D-lain is a Malagasy gospel singer who has translated into becoming an instant LGBTQ icon. He became a queer national hero after a video of him kissing his fiance, a gay man, was posted by someone else on Facebook. D-lain currently lives in Corsica, France.
Adejoke is a Nigerian-American visual artist and LGBTQ activist. Her art work focuses on the intersections of race, gender, religion and sex politics. Her work is displayed in a number of American and African museums as well as galleries. Her 2015 work A Queer African Spirit was inspired by the public whipping of Mubarak Ibrahim, a Muslim man from Northern Nigeria who was convicted of sodomy.
Kudzani-Violet is a Zimbabwean artist who is currently based in Britain. Her first solo painting exhibition, If You Keep Going South You’ll Meet Yourself showed at the Tyburn Gallery in London. Her works are inspired by the experiences of the African diaspora and its many cultures. It conveys the contradictions and the hardships of the struggle for LGBTQ rights.

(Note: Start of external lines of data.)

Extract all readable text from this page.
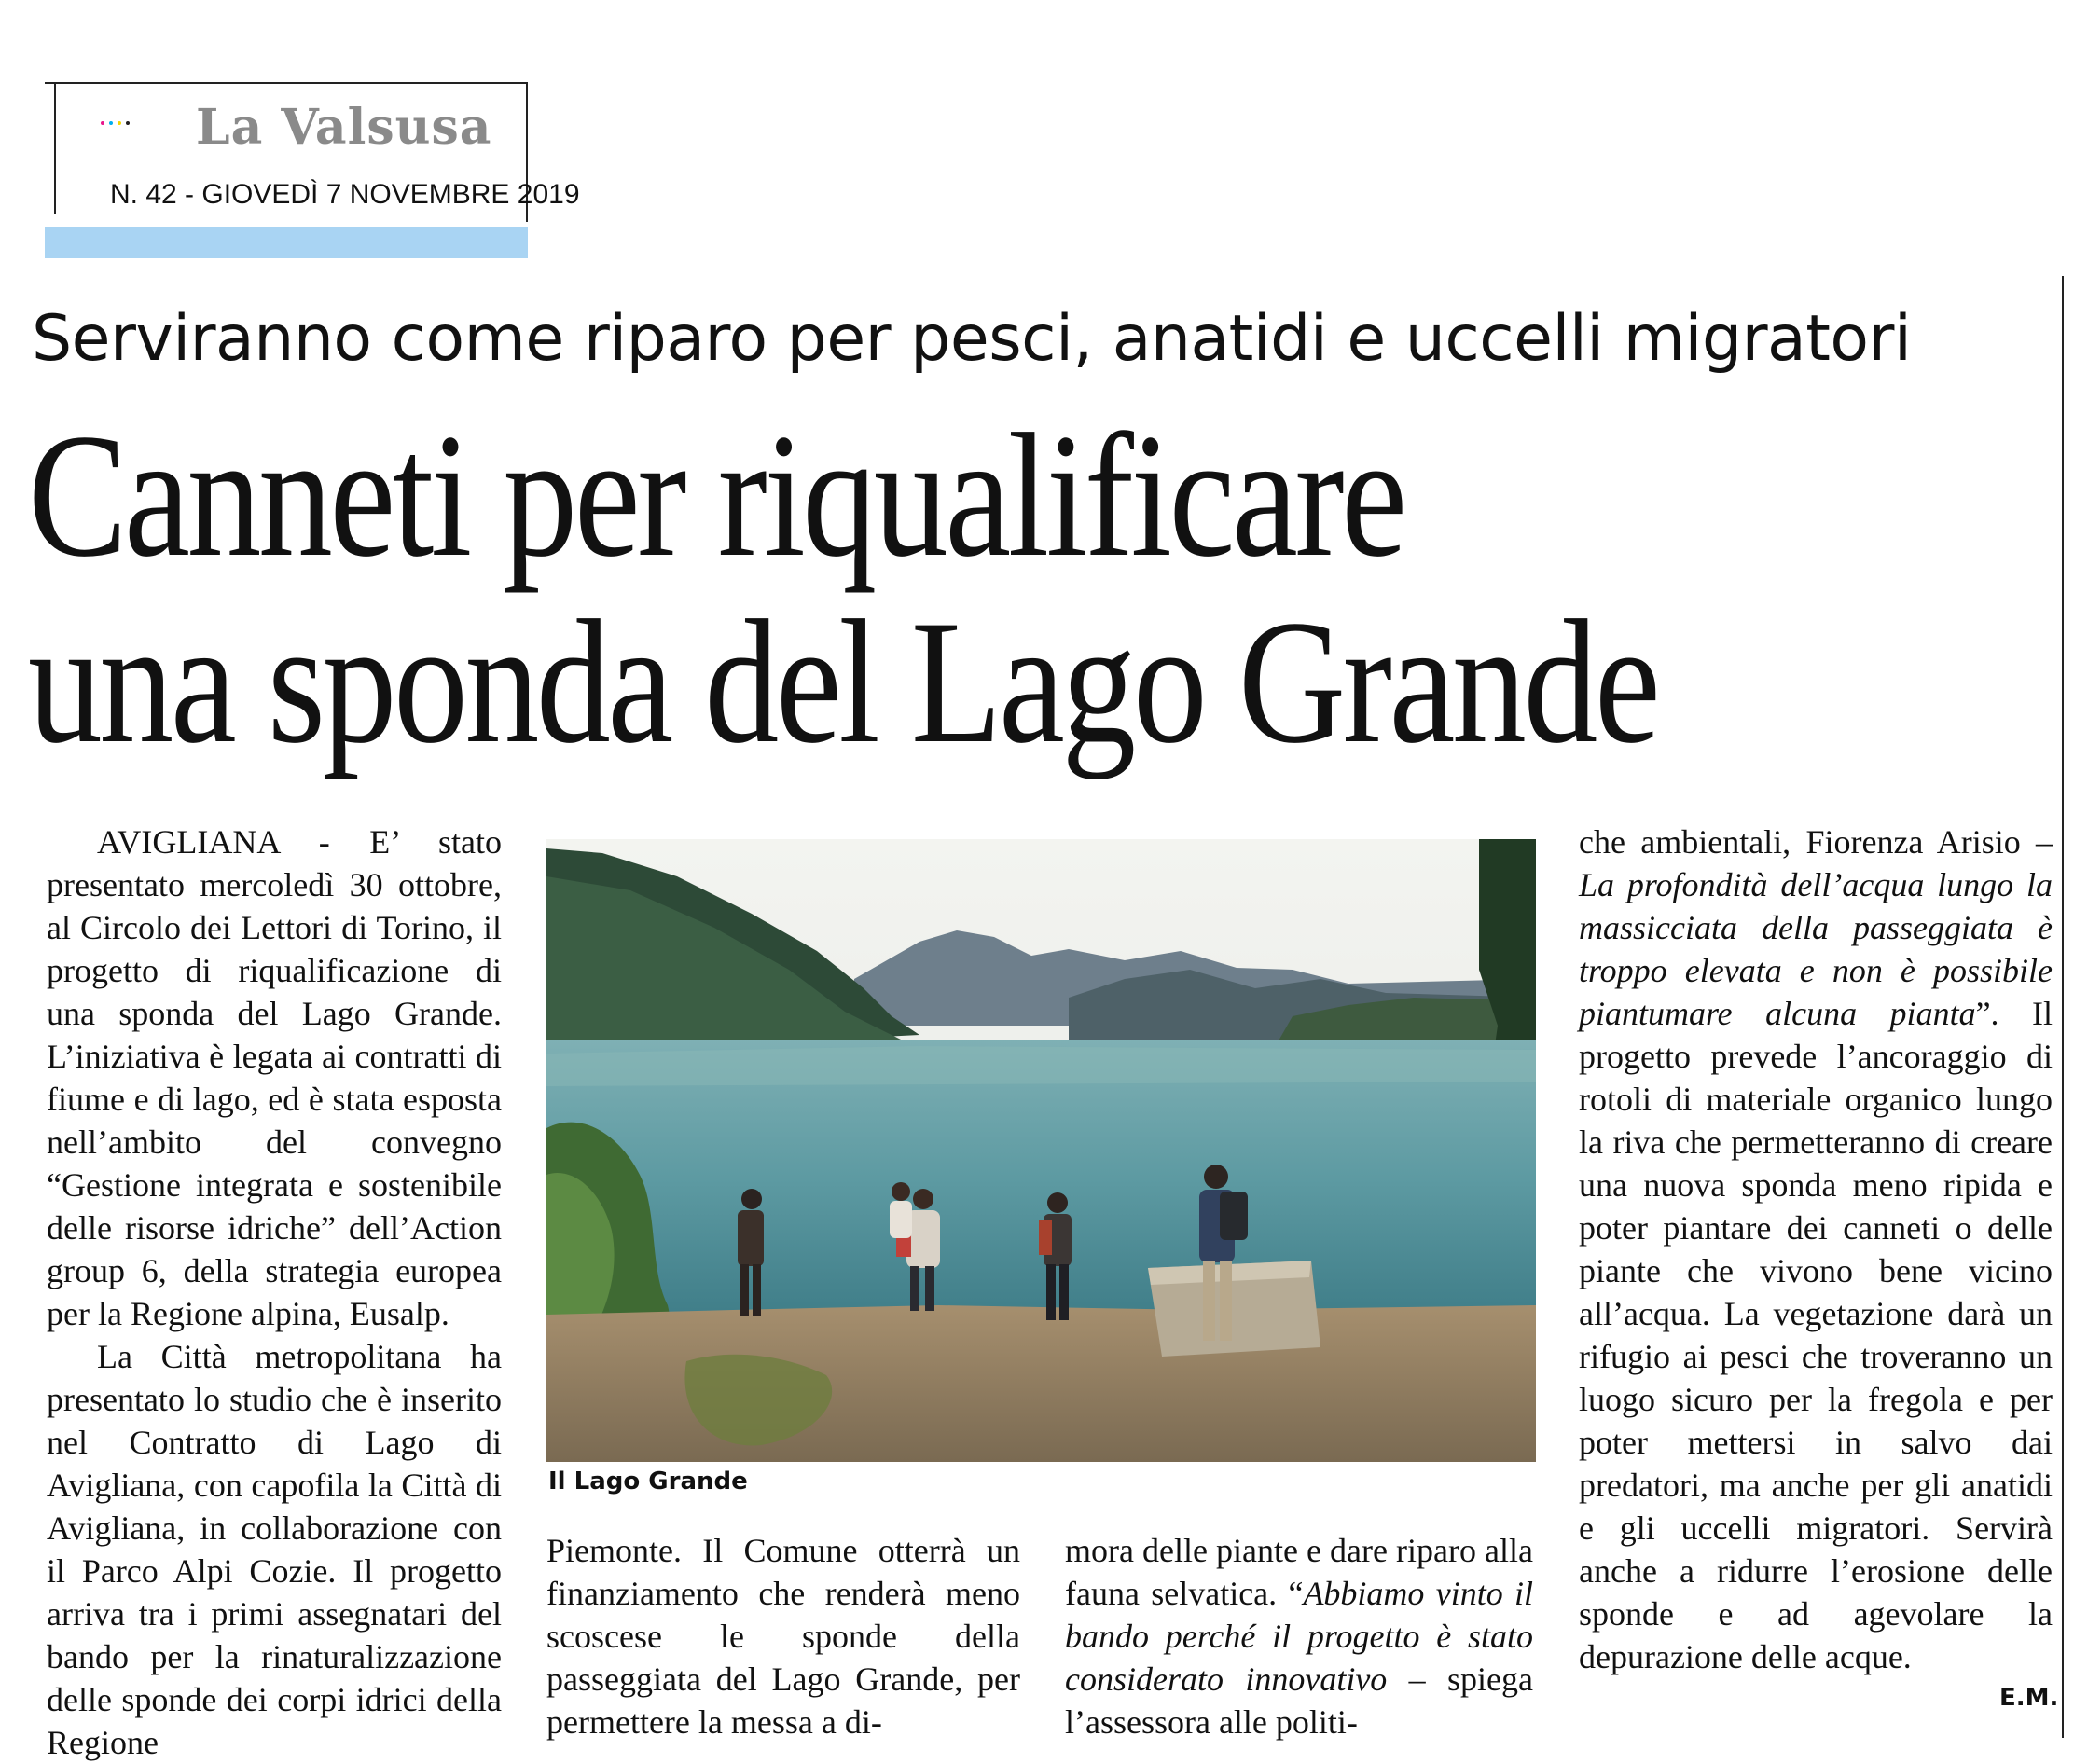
La Valsusa
N. 42 - GIOVEDÌ 7 NOVEMBRE 2019
Serviranno come riparo per pesci, anatidi e uccelli migratori
Canneti per riqualificare
una sponda del Lago Grande

AVIGLIANA - E’ stato presentato mercoledì 30 ottobre, al Circolo dei Lettori di Torino, il progetto di riqualificazione di una sponda del Lago Grande. L’iniziativa è legata ai contratti di fiume e di lago, ed è stata esposta nell’ambito del convegno “Gestione integrata e sostenibile delle risorse idriche” dell’Action group 6, della strategia europea per la Regione alpina, Eusalp.

La Città metropolitana ha presentato lo studio che è inserito nel Contratto di Lago di Avigliana, con capofila la Città di Avigliana, in collaborazione con il Parco Alpi Cozie. Il progetto arriva tra i primi assegnatari del bando per la rinaturalizzazione delle sponde dei corpi idrici della Regione

Il Lago Grande

Piemonte. Il Comune otterrà un finanziamento che renderà meno scoscese le sponde della passeggiata del Lago Grande, per permettere la messa a di-

mora delle piante e dare riparo alla fauna selvatica. “Abbiamo vinto il bando perché il progetto è stato considerato innovativo – spiega l’assessora alle politi-

che ambientali, Fiorenza Arisio – La profondità dell’acqua lungo la massicciata della passeggiata è troppo elevata e non è possibile piantumare alcuna pianta”. Il progetto prevede l’ancoraggio di rotoli di materiale organico lungo la riva che permetteranno di creare una nuova sponda meno ripida e poter piantare dei canneti o delle piante che vivono bene vicino all’acqua. La vegetazione darà un rifugio ai pesci che troveranno un luogo sicuro per la fregola e per poter mettersi in salvo dai predatori, ma anche per gli anatidi e gli uccelli migratori. Servirà anche a ridurre l’erosione delle sponde e ad agevolare la depurazione delle acque.

E.M.
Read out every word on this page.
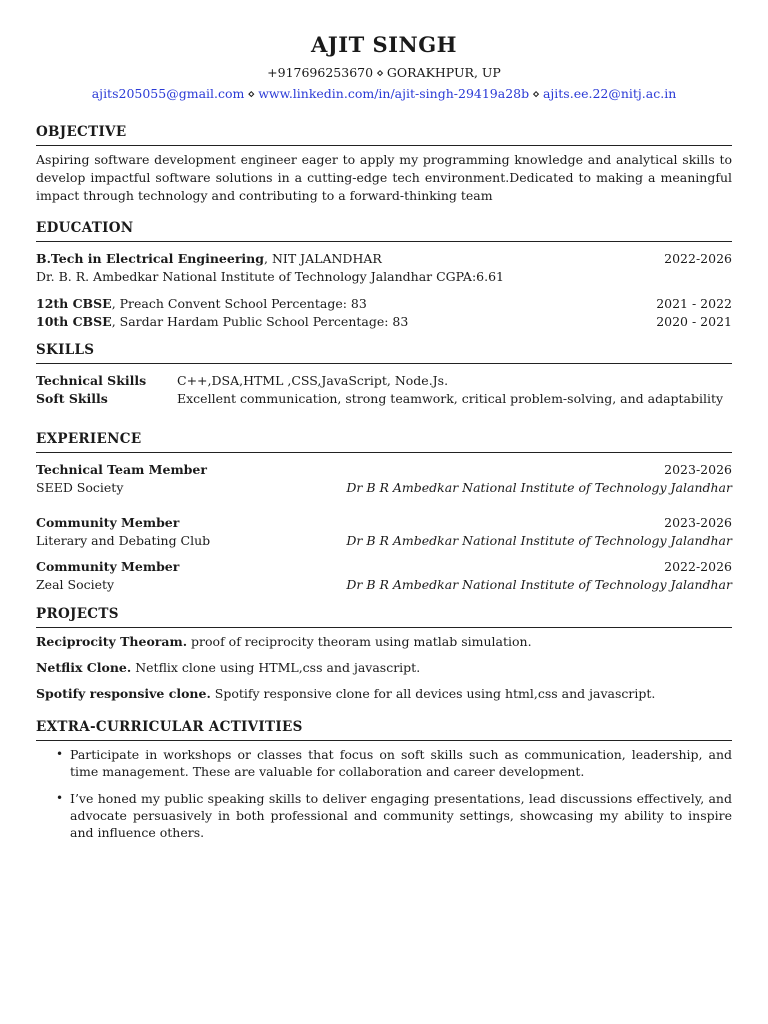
AJIT SINGH
+917696253670 ⋄ GORAKHPUR, UP
ajits205055@gmail.com ⋄ www.linkedin.com/in/ajit-singh-29419a28b ⋄ ajits.ee.22@nitj.ac.in
OBJECTIVE
Aspiring software development engineer eager to apply my programming knowledge and analytical skills to develop impactful software solutions in a cutting-edge tech environment.Dedicated to making a meaningful impact through technology and contributing to a forward-thinking team
EDUCATION
B.Tech in Electrical Engineering, NIT JALANDHAR	2022-2026
Dr. B. R. Ambedkar National Institute of Technology Jalandhar CGPA:6.61
12th CBSE, Preach Convent School Percentage: 83	2021 - 2022
10th CBSE, Sardar Hardam Public School Percentage: 83	2020 - 2021
SKILLS
Technical Skills	C++,DSA,HTML ,CSS,JavaScript, Node.Js.
Soft Skills	Excellent communication, strong teamwork, critical problem-solving, and adaptability
EXPERIENCE
Technical Team Member	2023-2026
SEED Society	Dr B R Ambedkar National Institute of Technology Jalandhar
Community Member	2023-2026
Literary and Debating Club	Dr B R Ambedkar National Institute of Technology Jalandhar
Community Member	2022-2026
Zeal Society	Dr B R Ambedkar National Institute of Technology Jalandhar
PROJECTS
Reciprocity Theoram. proof of reciprocity theoram using matlab simulation.
Netflix Clone. Netflix clone using HTML,css and javascript.
Spotify responsive clone. Spotify responsive clone for all devices using html,css and javascript.
EXTRA-CURRICULAR ACTIVITIES
• Participate in workshops or classes that focus on soft skills such as communication, leadership, and time management. These are valuable for collaboration and career development.
• I’ve honed my public speaking skills to deliver engaging presentations, lead discussions effectively, and advocate persuasively in both professional and community settings, showcasing my ability to inspire and influence others.
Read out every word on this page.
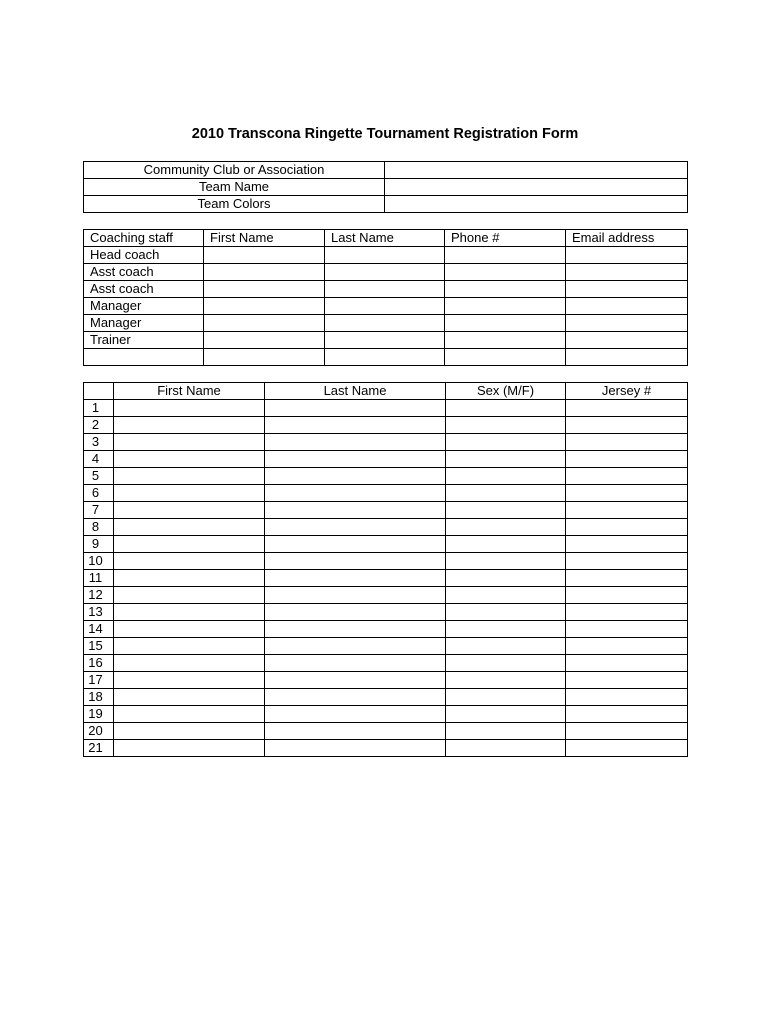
2010 Transcona Ringette Tournament Registration Form
Community Club or Association	
Team Name	
Team Colors	
Coaching staff	First Name	Last Name	Phone #	Email address
Head coach				
Asst coach				
Asst coach				
Manager				
Manager				
Trainer				

	First Name	Last Name	Sex (M/F)	Jersey #
1				
2				
3				
4				
5				
6				
7				
8				
9				
10				
11				
12				
13				
14				
15				
16				
17				
18				
19				
20				
21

This photographer from Ghana explores the complexities and contradictions of queer life in West Africa, specifically Ghana. He explores the “othering” of LGBTQ people. The subjects of his work are his friends and acquaintances.
Just Like Us(2016) by Eric Gyamfi
Julie is an Ethiopian born artist who currently resides in America with her wife and 2 sons. She creates large scale pieces, some as large as tennis courts. Her work ranks her amongst the top 10 of the most expensive living female artists. In 2013 her painting was auctioned off for $4.6 million .
Edward is a Ghanaian born British stylist and fashion guru. He is currently the editor-in-chief of British Vogue. He started out as a model for i-D Magazine and eventually worked his way up in the industry. Enniful is considered fashion royalty and has worked with many fashion icons including Naomi Campbell, Kate Moss and Pat MacGrath.
Uzoechi Osisioma Emenike aka Mnek is a 23-year-old multi-award winning singer-songwriter. He has written songs for many industry giants including, Beyoncé. He has also worked with numerous artists such as Zara Larson, Diplo and Madonna. His song “Colour” with Hailee Steinfeld is a new anthem within the LGBTQ community.